To design personalized immunotherapies, researchers must conduct large-scale, in depth analyses of cancer mutations that generate potential neoantigens, the HLA molecules that present them to the T cells and the molecular characteristics that will allow their recognition by T cell receptors. Potential personalized immunotherapies are informed by the analysis of tumor and blood cells that represent the healthy genome of the patient, transcriptomics, and the analysis of what is called the immunopeptidome conducted by mass spectrometry.

NeoDisc, is one of the first technologies that integrates genomic, transcriptomic, and immunopeptidomics into a single pipeline to predict, via AI, which neoantigens identified in a specific patient’s should be harnessed to create personalized cancer vaccines.
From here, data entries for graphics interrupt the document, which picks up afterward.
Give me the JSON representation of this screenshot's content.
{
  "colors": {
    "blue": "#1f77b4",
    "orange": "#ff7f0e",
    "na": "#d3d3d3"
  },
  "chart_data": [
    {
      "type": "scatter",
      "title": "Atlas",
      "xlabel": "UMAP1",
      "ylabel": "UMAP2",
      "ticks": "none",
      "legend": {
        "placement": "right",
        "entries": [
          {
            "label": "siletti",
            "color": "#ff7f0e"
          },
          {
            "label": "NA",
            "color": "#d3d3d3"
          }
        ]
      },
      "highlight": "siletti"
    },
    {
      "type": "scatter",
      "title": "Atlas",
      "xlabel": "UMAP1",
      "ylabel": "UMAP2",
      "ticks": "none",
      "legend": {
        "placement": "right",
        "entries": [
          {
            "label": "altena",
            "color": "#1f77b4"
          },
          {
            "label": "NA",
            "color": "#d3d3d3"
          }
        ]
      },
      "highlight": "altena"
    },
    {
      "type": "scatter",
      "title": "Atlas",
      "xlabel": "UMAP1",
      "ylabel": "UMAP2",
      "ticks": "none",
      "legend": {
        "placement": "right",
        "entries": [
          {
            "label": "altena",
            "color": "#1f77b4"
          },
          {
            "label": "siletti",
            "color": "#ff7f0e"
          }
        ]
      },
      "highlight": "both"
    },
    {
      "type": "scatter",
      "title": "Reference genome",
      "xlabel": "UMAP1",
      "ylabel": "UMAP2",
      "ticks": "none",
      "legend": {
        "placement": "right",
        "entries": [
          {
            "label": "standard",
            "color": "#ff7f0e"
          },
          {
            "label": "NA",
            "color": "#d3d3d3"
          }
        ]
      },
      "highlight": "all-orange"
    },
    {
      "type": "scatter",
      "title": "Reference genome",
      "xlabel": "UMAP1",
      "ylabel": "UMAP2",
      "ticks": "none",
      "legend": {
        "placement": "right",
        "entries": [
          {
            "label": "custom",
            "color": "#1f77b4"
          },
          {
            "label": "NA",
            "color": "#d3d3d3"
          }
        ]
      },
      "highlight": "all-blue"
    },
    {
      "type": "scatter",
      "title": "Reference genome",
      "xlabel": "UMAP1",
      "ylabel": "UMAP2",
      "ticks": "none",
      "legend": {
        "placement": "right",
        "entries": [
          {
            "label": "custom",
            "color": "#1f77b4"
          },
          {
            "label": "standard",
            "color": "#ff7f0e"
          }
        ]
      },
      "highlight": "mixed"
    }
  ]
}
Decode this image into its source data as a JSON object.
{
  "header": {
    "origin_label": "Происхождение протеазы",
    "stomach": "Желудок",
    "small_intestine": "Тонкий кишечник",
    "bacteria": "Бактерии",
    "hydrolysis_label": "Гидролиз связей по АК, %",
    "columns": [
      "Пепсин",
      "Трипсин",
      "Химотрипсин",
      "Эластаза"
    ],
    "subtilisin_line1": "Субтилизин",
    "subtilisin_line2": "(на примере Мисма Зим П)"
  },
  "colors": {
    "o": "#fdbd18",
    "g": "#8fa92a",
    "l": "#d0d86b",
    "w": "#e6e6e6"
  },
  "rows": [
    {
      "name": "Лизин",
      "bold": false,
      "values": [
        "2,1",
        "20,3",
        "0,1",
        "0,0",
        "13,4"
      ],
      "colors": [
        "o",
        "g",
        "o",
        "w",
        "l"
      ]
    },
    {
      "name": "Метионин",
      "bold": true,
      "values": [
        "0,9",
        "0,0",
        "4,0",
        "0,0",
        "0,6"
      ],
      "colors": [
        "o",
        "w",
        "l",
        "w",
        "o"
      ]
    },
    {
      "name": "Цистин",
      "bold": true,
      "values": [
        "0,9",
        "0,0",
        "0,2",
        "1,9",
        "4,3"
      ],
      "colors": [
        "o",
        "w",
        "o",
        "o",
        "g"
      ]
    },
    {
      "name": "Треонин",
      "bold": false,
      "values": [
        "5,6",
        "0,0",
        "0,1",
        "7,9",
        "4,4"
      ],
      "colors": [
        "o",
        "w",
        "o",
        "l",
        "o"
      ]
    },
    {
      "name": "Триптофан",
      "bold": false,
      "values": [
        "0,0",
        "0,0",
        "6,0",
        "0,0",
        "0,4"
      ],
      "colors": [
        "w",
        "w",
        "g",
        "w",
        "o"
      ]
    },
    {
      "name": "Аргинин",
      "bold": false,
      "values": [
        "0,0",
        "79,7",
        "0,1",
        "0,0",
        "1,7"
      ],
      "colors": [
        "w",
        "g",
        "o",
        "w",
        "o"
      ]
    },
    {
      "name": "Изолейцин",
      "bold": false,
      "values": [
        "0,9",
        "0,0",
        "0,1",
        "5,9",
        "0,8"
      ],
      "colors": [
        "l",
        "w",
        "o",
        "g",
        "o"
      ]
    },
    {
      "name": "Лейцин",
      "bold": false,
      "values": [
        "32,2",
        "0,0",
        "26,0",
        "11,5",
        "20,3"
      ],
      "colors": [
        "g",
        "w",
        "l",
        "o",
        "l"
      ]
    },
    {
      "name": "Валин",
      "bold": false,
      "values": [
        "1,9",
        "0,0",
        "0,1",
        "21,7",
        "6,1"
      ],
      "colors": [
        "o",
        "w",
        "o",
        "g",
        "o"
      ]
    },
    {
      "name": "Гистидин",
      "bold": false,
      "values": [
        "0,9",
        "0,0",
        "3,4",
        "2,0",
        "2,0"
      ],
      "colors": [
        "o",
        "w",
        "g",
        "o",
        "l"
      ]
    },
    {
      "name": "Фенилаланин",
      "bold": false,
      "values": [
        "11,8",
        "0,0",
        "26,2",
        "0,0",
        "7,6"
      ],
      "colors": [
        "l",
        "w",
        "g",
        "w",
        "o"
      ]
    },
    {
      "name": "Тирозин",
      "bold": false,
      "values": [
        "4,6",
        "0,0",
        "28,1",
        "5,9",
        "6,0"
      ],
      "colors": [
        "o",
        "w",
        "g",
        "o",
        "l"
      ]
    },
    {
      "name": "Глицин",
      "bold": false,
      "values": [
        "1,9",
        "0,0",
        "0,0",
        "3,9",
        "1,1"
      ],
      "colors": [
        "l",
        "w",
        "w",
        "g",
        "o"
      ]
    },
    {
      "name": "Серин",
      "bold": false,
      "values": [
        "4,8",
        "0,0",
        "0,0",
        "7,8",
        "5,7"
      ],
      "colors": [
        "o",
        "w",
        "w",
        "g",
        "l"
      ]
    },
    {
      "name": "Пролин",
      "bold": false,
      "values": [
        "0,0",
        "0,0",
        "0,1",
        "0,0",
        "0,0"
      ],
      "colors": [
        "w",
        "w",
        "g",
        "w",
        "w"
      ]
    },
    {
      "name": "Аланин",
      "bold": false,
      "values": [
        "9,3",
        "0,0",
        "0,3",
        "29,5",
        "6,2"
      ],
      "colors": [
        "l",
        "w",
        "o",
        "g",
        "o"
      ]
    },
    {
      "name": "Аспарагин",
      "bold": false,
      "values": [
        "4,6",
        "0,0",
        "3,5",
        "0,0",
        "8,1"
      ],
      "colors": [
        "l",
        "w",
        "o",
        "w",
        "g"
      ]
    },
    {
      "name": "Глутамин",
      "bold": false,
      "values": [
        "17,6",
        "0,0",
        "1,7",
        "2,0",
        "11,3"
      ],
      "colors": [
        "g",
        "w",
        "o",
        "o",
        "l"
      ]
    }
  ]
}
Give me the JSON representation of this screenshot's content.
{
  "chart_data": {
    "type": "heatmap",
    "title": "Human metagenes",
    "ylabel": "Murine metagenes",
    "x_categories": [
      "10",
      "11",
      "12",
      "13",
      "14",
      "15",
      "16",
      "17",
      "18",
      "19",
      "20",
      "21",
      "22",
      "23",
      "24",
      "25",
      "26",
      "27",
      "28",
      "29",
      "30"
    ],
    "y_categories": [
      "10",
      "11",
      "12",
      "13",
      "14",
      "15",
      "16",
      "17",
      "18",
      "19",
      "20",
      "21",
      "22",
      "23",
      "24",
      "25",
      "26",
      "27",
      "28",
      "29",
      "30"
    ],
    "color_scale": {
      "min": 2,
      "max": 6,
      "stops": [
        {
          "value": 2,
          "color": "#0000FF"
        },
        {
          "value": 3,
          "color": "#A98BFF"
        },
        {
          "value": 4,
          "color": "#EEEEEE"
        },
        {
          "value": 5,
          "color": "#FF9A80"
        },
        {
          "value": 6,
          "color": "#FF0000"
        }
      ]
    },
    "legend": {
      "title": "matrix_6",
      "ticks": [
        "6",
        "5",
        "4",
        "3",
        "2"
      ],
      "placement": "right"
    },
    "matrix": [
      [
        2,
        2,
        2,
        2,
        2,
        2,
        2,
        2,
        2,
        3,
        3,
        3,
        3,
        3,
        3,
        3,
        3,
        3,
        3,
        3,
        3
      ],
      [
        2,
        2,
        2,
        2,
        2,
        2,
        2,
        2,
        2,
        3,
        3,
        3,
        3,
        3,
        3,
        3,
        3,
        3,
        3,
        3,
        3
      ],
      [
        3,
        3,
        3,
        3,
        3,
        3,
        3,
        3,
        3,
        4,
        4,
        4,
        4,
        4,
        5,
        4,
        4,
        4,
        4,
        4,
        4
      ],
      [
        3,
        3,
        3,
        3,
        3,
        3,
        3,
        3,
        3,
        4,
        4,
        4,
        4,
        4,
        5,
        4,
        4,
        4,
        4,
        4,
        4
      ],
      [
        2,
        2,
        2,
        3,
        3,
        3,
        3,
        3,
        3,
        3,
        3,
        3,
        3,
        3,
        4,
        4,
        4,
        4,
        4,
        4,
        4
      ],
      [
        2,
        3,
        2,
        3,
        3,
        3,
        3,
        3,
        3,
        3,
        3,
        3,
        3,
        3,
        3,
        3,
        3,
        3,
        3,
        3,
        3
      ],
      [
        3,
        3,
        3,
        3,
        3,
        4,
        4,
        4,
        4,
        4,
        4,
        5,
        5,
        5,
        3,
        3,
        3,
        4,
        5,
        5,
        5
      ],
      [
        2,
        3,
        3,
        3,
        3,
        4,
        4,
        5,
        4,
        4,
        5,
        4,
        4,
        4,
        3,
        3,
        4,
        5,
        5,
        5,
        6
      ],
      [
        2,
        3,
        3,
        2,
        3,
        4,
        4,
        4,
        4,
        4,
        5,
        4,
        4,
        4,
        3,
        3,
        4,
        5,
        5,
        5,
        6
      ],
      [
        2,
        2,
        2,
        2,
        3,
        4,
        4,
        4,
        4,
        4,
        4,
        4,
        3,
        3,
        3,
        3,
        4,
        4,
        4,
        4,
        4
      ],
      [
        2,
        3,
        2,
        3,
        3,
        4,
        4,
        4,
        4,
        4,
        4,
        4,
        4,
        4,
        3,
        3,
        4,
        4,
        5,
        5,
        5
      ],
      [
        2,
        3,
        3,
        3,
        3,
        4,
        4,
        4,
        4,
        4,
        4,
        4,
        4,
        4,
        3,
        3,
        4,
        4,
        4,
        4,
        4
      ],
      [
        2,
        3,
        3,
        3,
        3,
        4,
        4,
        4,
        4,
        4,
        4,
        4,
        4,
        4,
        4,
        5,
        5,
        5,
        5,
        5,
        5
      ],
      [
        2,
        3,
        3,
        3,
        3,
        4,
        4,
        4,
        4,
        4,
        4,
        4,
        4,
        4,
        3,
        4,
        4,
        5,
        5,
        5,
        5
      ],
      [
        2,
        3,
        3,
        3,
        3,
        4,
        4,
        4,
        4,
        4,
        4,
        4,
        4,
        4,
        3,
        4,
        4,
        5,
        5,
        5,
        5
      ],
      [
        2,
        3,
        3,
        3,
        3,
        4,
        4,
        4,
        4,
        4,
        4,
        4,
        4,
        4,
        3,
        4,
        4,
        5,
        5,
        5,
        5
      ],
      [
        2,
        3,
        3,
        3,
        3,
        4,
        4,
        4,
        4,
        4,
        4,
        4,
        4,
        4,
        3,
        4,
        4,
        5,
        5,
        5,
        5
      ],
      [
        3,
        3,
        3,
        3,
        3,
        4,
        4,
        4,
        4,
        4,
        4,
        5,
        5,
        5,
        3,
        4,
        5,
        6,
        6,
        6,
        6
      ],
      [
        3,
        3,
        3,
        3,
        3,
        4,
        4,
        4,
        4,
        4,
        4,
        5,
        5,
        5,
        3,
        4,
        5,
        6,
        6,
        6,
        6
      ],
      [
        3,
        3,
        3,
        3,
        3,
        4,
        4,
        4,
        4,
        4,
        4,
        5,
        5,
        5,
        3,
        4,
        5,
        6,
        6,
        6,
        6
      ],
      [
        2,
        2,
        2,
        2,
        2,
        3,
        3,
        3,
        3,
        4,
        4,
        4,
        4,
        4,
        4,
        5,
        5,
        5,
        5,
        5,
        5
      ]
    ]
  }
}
NeoDisc can detect various types of tumor-specific antigens, including neoantigens, and apply machine learning and rule-based algorithms to prioritize those most likely to elicit a T-cell response.

“NeoDisc can detect all these distinct types of tumor-specific antigens along with neoantigens, apply machine learning and rule-based algorithms to prioritize those most likely to elicit a T cell response, and then use that information to design a personalized cancer vaccine for the relevant patient,” said first author Florian Huber, a bioinformatician at the Ludwig Institute.

In addition, NeoDisc ranks the potential antigens it detects and generates visualizations of cancer cell heterogeneity within tumors.

“Notably, NeoDisc can also detect potential defects in the machinery of antigen presentation, alerting vaccine designers and clinicians to a key mechanism of immune evasion in tumors that can compromise the efficacy of immunotherapy,” Bassani-Sternberg noted. “This can help them select patients for clinical studies who are likely to benefit from personalized immunotherapy, a capability that is also of great importance to optimizing patient care.”

The study demonstrated that NeoDisc provides a more accurate selection of effective cancer antigens for vaccines and adoptive cell therapies than other currently used computational tools.

While NeoDisc offers promising initial results, the Ludwig team acknowledge its limitations, stating that the “quality and depth of the input data can substantially influence the accuracy of antigen identification and prioritization.” Nonetheless, the computational framework is currently being used in Phase I clinical trials for personalized cancer vaccines and adoptive T cell therapies in Switzerland, providing a significant advancement in tailoring cancer treatment to individual patients. However, the researchers highlighted that different regulations may apply for clinical implementation in other regions.

Next steps for the Ludwig researchers will be to continue feeding data to NeoDisc from a variety of tumor types, as well as the integration of additional machine-learning algorithms to continue its training to improve the accuracy of its predictions.